Kapitalizmin ıslah edilebileceğini, daha vicdanlı olabileceğini vaaz ederek, işçileri kapitalistlerle dişe diş bir mücadeleden alıkoymaya çalışan sosyal demokratlar, başarılı olduklarında sadece işçi ve emekçilerin kapitalizme karşı birleşip, örgütlenerek mücadelelerini yükseltmelerini geciktirmişler ve kapitalistlere güçlerini toparlama ve yeni saldırı hazırlıkları yapma zamanı vermişlerdir.
Ülkemizde birbirinin peşi sıra açıklanan zamlar da; patronların esnek çalışma, çalışma saatlerinin arttırılması, ücretlerin düşürülmesi, sosyal güvenlikle ilgili hakların kısıtlanması, işçilerin örgütsüzleştirilmesi vd. saldırılar silsilesinden, sömürünün artırılması uygulamalarındandır. AKP Hükümeti de, krizi atlatmak için kapitalistleri daha vicdanlı olmaya zorlamaya, onları ıslah etmeye çalışmıyor. İşçileri daha fazla sömürerek, onların üzerindeki baskıyı daha da arttırarak ve daha zor günlere savaş ve terör politikalarını yürürlüğe sokmak için tahkimat yaparak hazırlanıyor.
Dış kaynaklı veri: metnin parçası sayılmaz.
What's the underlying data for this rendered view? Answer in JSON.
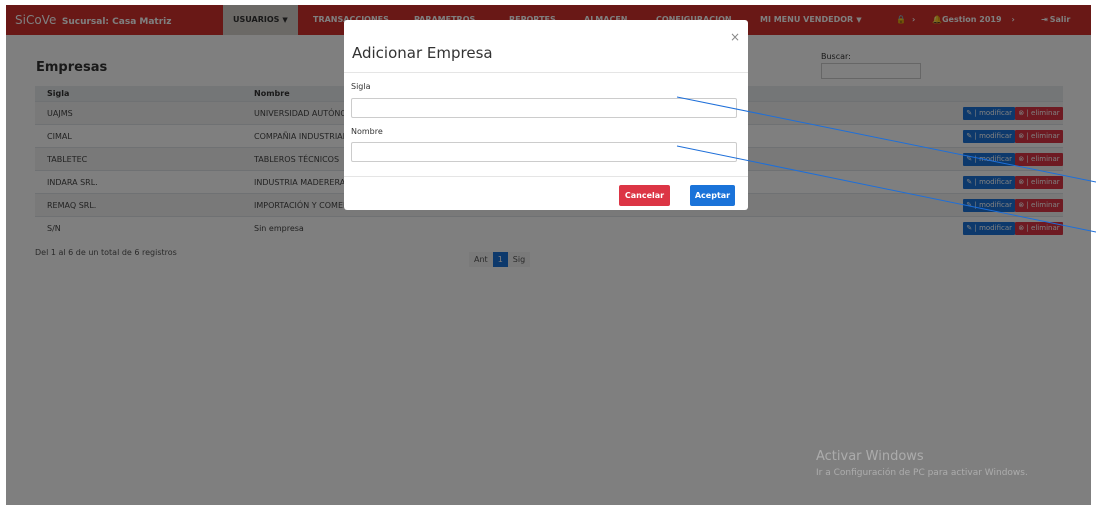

Geçen hafta sonu toplanan birlik kongresi bu nedenle de önemlidir. Sadece, sol örgütler, partiler ve bazı sendikacılar ile aydınların birliği değil, kapitalist kriz koşullarında daha fazla sömürülen ve ezilen işçi, emekçi kitlelerinin kongre bileşenleri haline gelmesi, patronların ve onların hükümetinin yeni saldırılarını, hesaplarını boşa çıkaracak. Halkın kendi iktidarına yürüyüşünü hızlandıracaktır. Mücadeleci sendikacı, sınıf sendikacısı, namuslu sendikacı olduğunu iddia edenlerin, bu iddialarını kanıtlamasının günümüzdeki yolu birlik için çalışmaları olacaktır.